Recode values using case_match() with a char array

90 Views Asked by At

In the dplyr package, recode() has been superseded in favor of case_match(). Is there a way to use labels stored in, for example, char array to recode values using case_match()?

For example, with recode() I can store labels in a char array (or read them from a CSV file) and use them for recoding:

lbls <- c(
    'male' = 'Man',
    'female' = 'Woman'
)

starwars %>%
    select( sex ) %>%
    mutate(
        sex = recode( sex, !!!lbls )
    )

# A tibble: 87 × 1
#   sex  
#   <chr>
# 1 Man  
# 2 none 
# 3 none 
# 4 Man  
# 5 Woman
# ...

However, since case_match() requires two-sided formulas (old_values ~ new_value), that does not work. Is there a way to use stored values also in case_match()?

2

There are 2 best solutions below

3
SamR On BEST ANSWER

You can create a set of rules to be evaluated.

tidyverse approach

As you're using dplyr let's go all in:

(rules <- glue::glue('"{lbl}" ~ "{val}"', lbl = names(lbls), val = lbls))
# "male" ~ "Man"
# "female" ~ "Woman"

You can then turn this character vector into a list of call objects with rlang::parse_exprs(). Then inject the list into the function call as arguments using the splice operator, !!!:

starwars |>
    select(sex) |>
    mutate(
        sex = case_match(
            sex,
            !!!rlang::parse_exprs(rules),
            .default = sex
        )
    )
# # A tibble: 87 × 1
#    sex  
#    <chr>
#  1 Man  
#  2 none 
#  3 none 
#  4 Man  
#  5 Woman
#  6 Man  
#  7 Woman
#  8 none 
#  9 Man  
# 10 Man  
# # ℹ 77 more rows
# # ℹ Use `print(n = ...)` to see more rows

base R approach

We can also do the parsing and splicing in base R. For me it's a little clearer what's going on. We can define rules with sprintf() instead of glue, as suggested by Darren Tsai.

rules <- c(
    "sex",
    sprintf('"%s" ~ "%s"', names(lbls), lbls)
)

To get the character vector into a list of language objects, instead of parse_exprs() we can use str2lang(). Then !!! is a way of applying case_match() to a list of arguments, i.e. the equivalent of do.call().

starwars |>
    select(sex) |>
    mutate(
        sex = do.call(
            case_match,
            c(
                lapply(rules, str2lang),
                list(.default = sex)
            )
        )
    )
# # A tibble: 87 × 1
#    sex
#    <chr>
#  1 Man
#  2 none
#  3 none
#  4 Man
#  5 Woman
#  <etc>

A note on .default

Note that unlike recode, we need to provide case_match() with the .default parameter:

The value used when values in .x aren't matched by any of the LHS inputs. If NULL, the default, a missing value will be used.

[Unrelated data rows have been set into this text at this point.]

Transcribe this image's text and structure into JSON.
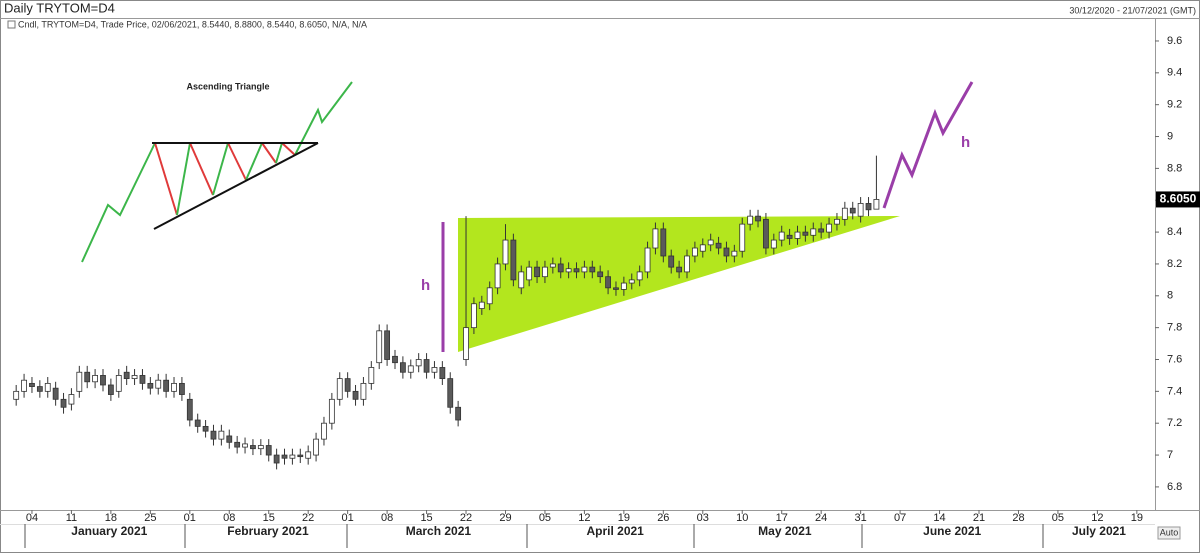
{
  "chart_data": {
    "type": "candlestick",
    "title": "Daily TRYTOM=D4",
    "date_range": "30/12/2020 - 21/07/2021 (GMT)",
    "legend_text": "Cndl, TRYTOM=D4, Trade Price, 02/06/2021, 8.5440, 8.8800, 8.5440, 8.6050, N/A, N/A",
    "annotations": [
      "Ascending Triangle",
      "h",
      "h"
    ],
    "auto_button": "Auto",
    "up_color": "#ffffff",
    "down_color": "#5a5a5a",
    "xlim": [
      -2.05,
      144.3
    ],
    "ylim": [
      6.655,
      9.738
    ],
    "yticks": [
      6.8,
      7,
      7.2,
      7.4,
      7.6,
      7.8,
      8,
      8.2,
      8.4,
      8.6,
      8.8,
      9,
      9.2,
      9.4,
      9.6
    ],
    "xticks": [
      {
        "value": 2,
        "label": "04"
      },
      {
        "value": 7,
        "label": "11"
      },
      {
        "value": 12,
        "label": "18"
      },
      {
        "value": 17,
        "label": "25"
      },
      {
        "value": 22,
        "label": "01"
      },
      {
        "value": 27,
        "label": "08"
      },
      {
        "value": 32,
        "label": "15"
      },
      {
        "value": 37,
        "label": "22"
      },
      {
        "value": 42,
        "label": "01"
      },
      {
        "value": 47,
        "label": "08"
      },
      {
        "value": 52,
        "label": "15"
      },
      {
        "value": 57,
        "label": "22"
      },
      {
        "value": 62,
        "label": "29"
      },
      {
        "value": 67,
        "label": "05"
      },
      {
        "value": 72,
        "label": "12"
      },
      {
        "value": 77,
        "label": "19"
      },
      {
        "value": 82,
        "label": "26"
      },
      {
        "value": 87,
        "label": "03"
      },
      {
        "value": 92,
        "label": "10"
      },
      {
        "value": 97,
        "label": "17"
      },
      {
        "value": 102,
        "label": "24"
      },
      {
        "value": 107,
        "label": "31"
      },
      {
        "value": 112,
        "label": "07"
      },
      {
        "value": 117,
        "label": "14"
      },
      {
        "value": 122,
        "label": "21"
      },
      {
        "value": 127,
        "label": "28"
      },
      {
        "value": 132,
        "label": "05"
      },
      {
        "value": 137,
        "label": "12"
      },
      {
        "value": 142,
        "label": "19"
      }
    ],
    "month_labels": [
      {
        "value": 11.8,
        "label": "January 2021"
      },
      {
        "value": 31.9,
        "label": "February 2021"
      },
      {
        "value": 53.5,
        "label": "March 2021"
      },
      {
        "value": 75.9,
        "label": "April 2021"
      },
      {
        "value": 97.4,
        "label": "May 2021"
      },
      {
        "value": 118.6,
        "label": "June 2021"
      },
      {
        "value": 137.2,
        "label": "July 2021"
      }
    ],
    "last_price": {
      "value": 8.605,
      "label": "8.6050"
    },
    "x": [
      0,
      1,
      2,
      3,
      4,
      5,
      6,
      7,
      8,
      9,
      10,
      11,
      12,
      13,
      14,
      15,
      16,
      17,
      18,
      19,
      20,
      21,
      22,
      23,
      24,
      25,
      26,
      27,
      28,
      29,
      30,
      31,
      32,
      33,
      34,
      35,
      36,
      37,
      38,
      39,
      40,
      41,
      42,
      43,
      44,
      45,
      46,
      47,
      48,
      49,
      50,
      51,
      52,
      53,
      54,
      55,
      56,
      57,
      58,
      59,
      60,
      61,
      62,
      63,
      64,
      65,
      66,
      67,
      68,
      69,
      70,
      71,
      72,
      73,
      74,
      75,
      76,
      77,
      78,
      79,
      80,
      81,
      82,
      83,
      84,
      85,
      86,
      87,
      88,
      89,
      90,
      91,
      92,
      93,
      94,
      95,
      96,
      97,
      98,
      99,
      100,
      101,
      102,
      103,
      104,
      105,
      106,
      107,
      108,
      109
    ],
    "open": [
      7.35,
      7.4,
      7.45,
      7.43,
      7.4,
      7.42,
      7.35,
      7.32,
      7.4,
      7.52,
      7.46,
      7.5,
      7.44,
      7.4,
      7.52,
      7.48,
      7.5,
      7.45,
      7.42,
      7.47,
      7.4,
      7.45,
      7.35,
      7.22,
      7.18,
      7.15,
      7.1,
      7.12,
      7.08,
      7.05,
      7.06,
      7.04,
      7.06,
      7.0,
      7.0,
      6.98,
      7.0,
      6.98,
      7.0,
      7.1,
      7.2,
      7.35,
      7.48,
      7.4,
      7.35,
      7.45,
      7.58,
      7.78,
      7.62,
      7.58,
      7.52,
      7.56,
      7.6,
      7.52,
      7.55,
      7.48,
      7.3,
      7.6,
      7.8,
      7.92,
      7.95,
      8.05,
      8.2,
      8.35,
      8.05,
      8.1,
      8.18,
      8.12,
      8.18,
      8.2,
      8.15,
      8.17,
      8.15,
      8.18,
      8.15,
      8.12,
      8.05,
      8.04,
      8.08,
      8.1,
      8.15,
      8.3,
      8.42,
      8.25,
      8.18,
      8.15,
      8.25,
      8.28,
      8.32,
      8.33,
      8.3,
      8.25,
      8.28,
      8.45,
      8.5,
      8.48,
      8.3,
      8.35,
      8.38,
      8.36,
      8.4,
      8.38,
      8.42,
      8.4,
      8.45,
      8.48,
      8.55,
      8.5,
      8.58,
      8.544
    ],
    "high": [
      7.44,
      7.51,
      7.49,
      7.47,
      7.49,
      7.46,
      7.39,
      7.42,
      7.56,
      7.56,
      7.54,
      7.54,
      7.48,
      7.54,
      7.56,
      7.54,
      7.54,
      7.49,
      7.51,
      7.51,
      7.49,
      7.49,
      7.39,
      7.26,
      7.22,
      7.19,
      7.19,
      7.16,
      7.12,
      7.11,
      7.1,
      7.1,
      7.1,
      7.04,
      7.04,
      7.04,
      7.04,
      7.06,
      7.14,
      7.24,
      7.39,
      7.52,
      7.52,
      7.44,
      7.49,
      7.59,
      7.82,
      7.82,
      7.66,
      7.62,
      7.6,
      7.64,
      7.64,
      7.59,
      7.59,
      7.52,
      7.34,
      8.5,
      7.99,
      8.0,
      8.09,
      8.24,
      8.45,
      8.39,
      8.19,
      8.22,
      8.22,
      8.22,
      8.24,
      8.24,
      8.21,
      8.21,
      8.22,
      8.22,
      8.19,
      8.16,
      8.09,
      8.12,
      8.14,
      8.19,
      8.34,
      8.46,
      8.46,
      8.29,
      8.22,
      8.29,
      8.34,
      8.36,
      8.39,
      8.37,
      8.34,
      8.32,
      8.49,
      8.54,
      8.54,
      8.52,
      8.39,
      8.44,
      8.42,
      8.44,
      8.44,
      8.46,
      8.46,
      8.49,
      8.52,
      8.59,
      8.59,
      8.62,
      8.62,
      8.88
    ],
    "low": [
      7.31,
      7.36,
      7.39,
      7.36,
      7.36,
      7.31,
      7.26,
      7.28,
      7.36,
      7.42,
      7.42,
      7.4,
      7.34,
      7.36,
      7.44,
      7.44,
      7.41,
      7.38,
      7.38,
      7.36,
      7.36,
      7.34,
      7.18,
      7.14,
      7.11,
      7.06,
      7.06,
      7.04,
      7.01,
      7.01,
      7.0,
      7.0,
      6.96,
      6.91,
      6.94,
      6.94,
      6.95,
      6.94,
      6.96,
      7.06,
      7.16,
      7.31,
      7.36,
      7.31,
      7.31,
      7.41,
      7.54,
      7.56,
      7.54,
      7.48,
      7.48,
      7.52,
      7.48,
      7.48,
      7.44,
      7.26,
      7.18,
      7.56,
      7.76,
      7.88,
      7.91,
      8.01,
      8.16,
      8.06,
      8.01,
      8.06,
      8.08,
      8.08,
      8.14,
      8.11,
      8.11,
      8.11,
      8.11,
      8.11,
      8.08,
      8.01,
      8.0,
      8.0,
      8.04,
      8.06,
      8.11,
      8.26,
      8.21,
      8.14,
      8.11,
      8.11,
      8.21,
      8.24,
      8.28,
      8.26,
      8.21,
      8.21,
      8.24,
      8.41,
      8.43,
      8.26,
      8.26,
      8.31,
      8.32,
      8.32,
      8.34,
      8.34,
      8.36,
      8.36,
      8.41,
      8.44,
      8.48,
      8.46,
      8.5,
      8.544
    ],
    "close": [
      7.4,
      7.47,
      7.43,
      7.4,
      7.45,
      7.35,
      7.3,
      7.38,
      7.52,
      7.46,
      7.5,
      7.44,
      7.38,
      7.5,
      7.48,
      7.5,
      7.45,
      7.42,
      7.47,
      7.4,
      7.45,
      7.38,
      7.22,
      7.18,
      7.15,
      7.1,
      7.15,
      7.08,
      7.05,
      7.07,
      7.04,
      7.06,
      7.0,
      6.95,
      6.98,
      7.0,
      6.99,
      7.02,
      7.1,
      7.2,
      7.35,
      7.48,
      7.4,
      7.35,
      7.45,
      7.55,
      7.78,
      7.6,
      7.58,
      7.52,
      7.56,
      7.6,
      7.52,
      7.55,
      7.48,
      7.3,
      7.22,
      7.8,
      7.95,
      7.96,
      8.05,
      8.2,
      8.35,
      8.1,
      8.15,
      8.18,
      8.12,
      8.18,
      8.2,
      8.15,
      8.17,
      8.15,
      8.18,
      8.15,
      8.12,
      8.05,
      8.04,
      8.08,
      8.1,
      8.15,
      8.3,
      8.42,
      8.25,
      8.18,
      8.15,
      8.25,
      8.3,
      8.32,
      8.35,
      8.3,
      8.25,
      8.28,
      8.45,
      8.5,
      8.47,
      8.3,
      8.35,
      8.4,
      8.36,
      8.4,
      8.38,
      8.42,
      8.4,
      8.45,
      8.48,
      8.55,
      8.52,
      8.58,
      8.54,
      8.605
    ]
  }
}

If this is not provided, any value not specified (e.g. "none") becomes NA

0
Darren Tsai On

You can transform the named vector into a list of formulas in advance.

rules <- Map(reformulate, shQuote(lbls), shQuote(names(lbls)))

# $`'Man'`
# "male" ~ "Man"
# 
# $`'Woman'`
# "female" ~ "Woman"

starwars %>%
  select( sex ) %>%
  mutate(
    sex = case_match(sex, !!!rules, .default = sex)
  )

# # A tibble: 87 × 1
#    sex  
#    <chr>
#  1 Man  
#  2 none 
#  3 none 
#  4 Man  
#  5 Woman
#  6 Man  
#  7 Woman
#  8 none 
#  9 Man  
# 10 Man  
# ℹ 77 more rows